Frenkie de Jong controla un balón en el Países Bajos-Japón EFE
Acabado el Mundial 2026, dos mediocentros han regresado a la actualidad del Barça (y del Real Madrid) por cuestiones muy diferentes, como son Frenkie De Jong y Rodri Hernández.
En el caso del holandés, su nombre vuelve a salir a la palestra de forma muy negativa, ha vuelto de su selección con una importante lesión que le dejará fuera de combate unos tres meses y que ha provocado un fuerte malestar en el Barça, pues esta nueva afectación se agravó por seguir disputando el Mundial pese a estar lesionado.
Ciertamente, que un capitán del equipo se reservara durante el tramo decisivo de la temporada y forzara con la selección es algo que preocupa y molesta, aparte de que vuelve a poner de manifiesto el eterno debate sobre el rendimiento de De Jong en el Barça, el juego del equipo con él en el terreno de juego y su elevado salario.
Aunque Frenkie haya culpado a los servicios médicos de su selección, es evidente que ha preferido forzar con Holanda y reservarse con el Barça, algo que parece inadmisible para un jugador que debería ser decisivo e importante en el equipo de Hansi Flick. Obliga a una reflexión, pues su puesto está más que cubierto y ya hace tiempo que lo mejor hubiera sido un traspaso y que liberara masa salarial al terminar con su elevada ficha en el Barça, aunque esta lesión complica su salida.
En el caso de Rodri, su nombre aparece en el apartado positivo, pues ha sido uno de los jugadores más importantes del Mundial (personalmente, por debajo del nivel de Messi y Cubarsí), y parece que quiere volver a la Liga, donde emerge por encima de todo el Real Madrid y, después, el Barça.

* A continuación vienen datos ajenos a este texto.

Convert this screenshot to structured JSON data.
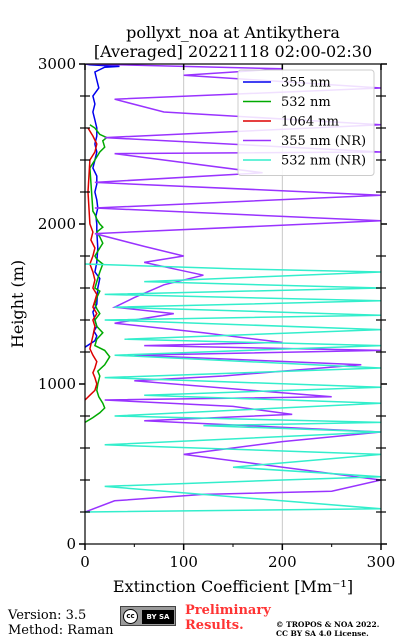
{
  "chart_data": {
    "type": "line",
    "title_line1": "pollyxt_noa at Antikythera",
    "title_line2": "[Averaged] 20221118 02:00-02:30",
    "xlabel": "Extinction Coefficient",
    "xlabel_unit": "[Mm⁻¹]",
    "ylabel": "Height (m)",
    "xlim": [
      0,
      300
    ],
    "ylim": [
      0,
      3000
    ],
    "x_ticks": [
      0,
      100,
      200,
      300
    ],
    "y_ticks": [
      0,
      1000,
      2000,
      3000
    ],
    "grid": true,
    "legend_position": "top-right",
    "series": [
      {
        "name": "355 nm",
        "color": "#0000ee",
        "points": [
          [
            0,
            1230
          ],
          [
            5,
            1250
          ],
          [
            10,
            1270
          ],
          [
            12,
            1300
          ],
          [
            9,
            1330
          ],
          [
            12,
            1360
          ],
          [
            10,
            1400
          ],
          [
            8,
            1450
          ],
          [
            12,
            1500
          ],
          [
            13,
            1600
          ],
          [
            15,
            1660
          ],
          [
            10,
            1700
          ],
          [
            12,
            1760
          ],
          [
            13,
            1850
          ],
          [
            12,
            1950
          ],
          [
            12,
            2000
          ],
          [
            11,
            2050
          ],
          [
            13,
            2100
          ],
          [
            12,
            2150
          ],
          [
            10,
            2200
          ],
          [
            12,
            2250
          ],
          [
            12,
            2300
          ],
          [
            8,
            2350
          ],
          [
            10,
            2400
          ],
          [
            12,
            2450
          ],
          [
            10,
            2500
          ],
          [
            12,
            2550
          ],
          [
            12,
            2600
          ],
          [
            10,
            2650
          ],
          [
            8,
            2700
          ],
          [
            10,
            2750
          ],
          [
            8,
            2800
          ],
          [
            14,
            2850
          ],
          [
            12,
            2900
          ],
          [
            10,
            2950
          ],
          [
            20,
            2980
          ],
          [
            35,
            2985
          ],
          [
            20,
            2990
          ],
          [
            5,
            2995
          ],
          [
            0,
            3000
          ]
        ]
      },
      {
        "name": "532 nm",
        "color": "#00aa00",
        "points": [
          [
            0,
            760
          ],
          [
            8,
            790
          ],
          [
            15,
            820
          ],
          [
            20,
            850
          ],
          [
            18,
            880
          ],
          [
            14,
            920
          ],
          [
            12,
            960
          ],
          [
            13,
            1000
          ],
          [
            15,
            1050
          ],
          [
            13,
            1080
          ],
          [
            20,
            1120
          ],
          [
            25,
            1170
          ],
          [
            20,
            1210
          ],
          [
            10,
            1240
          ],
          [
            12,
            1280
          ],
          [
            18,
            1320
          ],
          [
            12,
            1360
          ],
          [
            10,
            1400
          ],
          [
            15,
            1440
          ],
          [
            12,
            1470
          ],
          [
            10,
            1500
          ],
          [
            12,
            1540
          ],
          [
            15,
            1580
          ],
          [
            10,
            1600
          ],
          [
            12,
            1640
          ],
          [
            15,
            1700
          ],
          [
            18,
            1750
          ],
          [
            12,
            1780
          ],
          [
            10,
            1800
          ],
          [
            15,
            1850
          ],
          [
            18,
            1880
          ],
          [
            15,
            1920
          ],
          [
            12,
            1950
          ],
          [
            18,
            1980
          ],
          [
            15,
            2000
          ],
          [
            12,
            2030
          ],
          [
            10,
            2060
          ],
          [
            8,
            2080
          ],
          [
            5,
            2350
          ],
          [
            10,
            2400
          ],
          [
            15,
            2450
          ],
          [
            20,
            2480
          ],
          [
            18,
            2520
          ],
          [
            22,
            2540
          ],
          [
            15,
            2560
          ],
          [
            10,
            2600
          ],
          [
            5,
            2620
          ]
        ]
      },
      {
        "name": "1064 nm",
        "color": "#dd0000",
        "points": [
          [
            0,
            900
          ],
          [
            5,
            930
          ],
          [
            10,
            960
          ],
          [
            12,
            1000
          ],
          [
            10,
            1040
          ],
          [
            8,
            1070
          ],
          [
            10,
            1100
          ],
          [
            12,
            1140
          ],
          [
            8,
            1180
          ],
          [
            5,
            1220
          ],
          [
            8,
            1300
          ],
          [
            10,
            1360
          ],
          [
            8,
            1400
          ],
          [
            12,
            1440
          ],
          [
            8,
            1480
          ],
          [
            10,
            1520
          ],
          [
            12,
            1560
          ],
          [
            8,
            1600
          ],
          [
            10,
            1650
          ],
          [
            8,
            1700
          ],
          [
            5,
            1750
          ],
          [
            8,
            1800
          ],
          [
            10,
            1850
          ],
          [
            6,
            1900
          ],
          [
            8,
            1950
          ],
          [
            5,
            2000
          ],
          [
            3,
            2200
          ],
          [
            5,
            2400
          ],
          [
            10,
            2450
          ],
          [
            12,
            2500
          ],
          [
            8,
            2550
          ],
          [
            3,
            2600
          ]
        ]
      },
      {
        "name": "355 nm (NR)",
        "color": "#9933ff",
        "points": [
          [
            0,
            200
          ],
          [
            30,
            270
          ],
          [
            120,
            310
          ],
          [
            250,
            330
          ],
          [
            300,
            400
          ],
          [
            100,
            560
          ],
          [
            200,
            640
          ],
          [
            300,
            700
          ],
          [
            60,
            770
          ],
          [
            210,
            810
          ],
          [
            150,
            860
          ],
          [
            20,
            900
          ],
          [
            250,
            920
          ],
          [
            50,
            1020
          ],
          [
            140,
            1050
          ],
          [
            280,
            1120
          ],
          [
            50,
            1180
          ],
          [
            300,
            1210
          ],
          [
            60,
            1240
          ],
          [
            200,
            1260
          ],
          [
            120,
            1320
          ],
          [
            30,
            1380
          ],
          [
            90,
            1440
          ],
          [
            30,
            1480
          ],
          [
            50,
            1540
          ],
          [
            80,
            1620
          ],
          [
            120,
            1680
          ],
          [
            90,
            1720
          ],
          [
            60,
            1760
          ],
          [
            100,
            1800
          ],
          [
            60,
            1860
          ],
          [
            10,
            1940
          ],
          [
            300,
            2020
          ],
          [
            10,
            2100
          ],
          [
            300,
            2180
          ],
          [
            10,
            2260
          ],
          [
            180,
            2320
          ],
          [
            30,
            2440
          ],
          [
            300,
            2450
          ],
          [
            20,
            2540
          ],
          [
            300,
            2620
          ],
          [
            80,
            2700
          ],
          [
            30,
            2780
          ],
          [
            300,
            2850
          ],
          [
            100,
            2930
          ],
          [
            200,
            2970
          ],
          [
            0,
            3000
          ]
        ]
      },
      {
        "name": "532 nm (NR)",
        "color": "#33eecc",
        "points": [
          [
            0,
            200
          ],
          [
            300,
            220
          ],
          [
            20,
            360
          ],
          [
            200,
            400
          ],
          [
            300,
            420
          ],
          [
            150,
            480
          ],
          [
            300,
            560
          ],
          [
            20,
            620
          ],
          [
            300,
            700
          ],
          [
            120,
            740
          ],
          [
            300,
            760
          ],
          [
            30,
            800
          ],
          [
            300,
            880
          ],
          [
            60,
            930
          ],
          [
            300,
            980
          ],
          [
            20,
            1040
          ],
          [
            300,
            1100
          ],
          [
            30,
            1180
          ],
          [
            300,
            1240
          ],
          [
            40,
            1280
          ],
          [
            300,
            1340
          ],
          [
            20,
            1400
          ],
          [
            300,
            1430
          ],
          [
            30,
            1480
          ],
          [
            300,
            1520
          ],
          [
            20,
            1560
          ],
          [
            300,
            1600
          ],
          [
            60,
            1640
          ],
          [
            300,
            1700
          ],
          [
            150,
            1720
          ],
          [
            0,
            1750
          ]
        ]
      }
    ]
  },
  "footer": {
    "version": "Version: 3.5",
    "method": "Method: Raman",
    "license_badge": "cc-by-sa-icon",
    "preliminary_line1": "Preliminary",
    "preliminary_line2": "Results.",
    "copyright_line1": "© TROPOS & NOA 2022.",
    "copyright_line2": "CC BY SA 4.0 License."
  }
}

Es una obviedad que se trata de un gran jugador, de 30 años, cuyo coste sería elevado (entre 60 y 80 millones de traspaso), para cubrir una posición que el Barça ya tiene cubierta, pues el futuro culé en el mediocentro defensivo tiene nombre y apellido: Marc Bernal.
Que nadie se plantee fichar a Rodri. El Barça tiene posiblemente al heredero de Sergio Busquets y al mejor jugador de su posición en un futuro muy próximo con Bernal, que esta temporada tendrá el reto de consolidarse en la titularidad, olvidar su dura lesión y convertirse en la mejor pareja de baile para Pedri.
Tal como se ha demostrado, el juego del Barça mejora con Bernal en el doble pivote al lado del canario; se vuelve más vertical y directo, sin las pausas sin sentido de De Jong, por lo que el relevo está asegurado y no es necesario fichar a un Rodri que taparía la proyección de un Bernal que es futuro y, prácticamente, presente.
Al margen, Rodri puede ser un gran jugador, pero no ofrece el mismo futuro con 30 años que un Bernal que con 19 ya ha demostrado estar sobradamente preparado. Ni debe asustar su posible fichaje por el Real Madrid; es presente, pero no futuro, en un equipo con demasiados egos.
Además, no hay que olvidar que el Barça tiene, al margen de Pedri y Bernal, a un Gavi que también ha dado un paso adelante y ha demostrado de nuevo su encaje en el equipo y su valía, y a un Marc Casadó que también tendría su sitio si sale De Jong, aparte de que demostró en la primera temporada de Flick que estaba sobradamente preparado para asumir la titularidad, con un juego más vertical y directo, sin que esta temporada se le hayan dado las oportunidades que merecía.
Y por si esto no fuera suficiente, este Mundial también ha demostrado que Dani Olmo puede encajar perfectamente en la posición de Pedri, lo que liberaría, si fuera necesario, un sitio en la mediapunta, donde Fermín también aporta prestaciones muy interesantes, e incluso podría situarse un Raphinha que pasaría a ser compatible en el mismo momento con Gordon, lo que deja más posibilidades y opciones que no dudas y preocupaciones.
Con todo ello, la salida de Frenkie De Jong estaría más que cubierta, liberaría una de las fichas más altas de la plantilla, generaría Fair Play, dejaría espacio a otros jugadores importantes y cerraría el capítulo y las dudas que siempre ha generado el holandés en el Barça, donde nunca ha demostrado lo suficiente y tampoco ha apostado igual que con su selección.
Y no debe haber debate por Rodri, ni debe preocuparnos ni tampoco asustarnos; el futuro es de Marc Bernal. Sigamos apostando por la Masía porque, junto a Pedri, ya se ha demostrado que Gavi, Casadó, Dani Olmo y el propio Bernal están llamados a liderar una nueva etapa, donde el mejor medio del campo del mundo seguirá siendo blaugrana.
Bernal y la Masía son el futuro, mientras que Rodri y De Jong pronto deberían formar parte del pasado.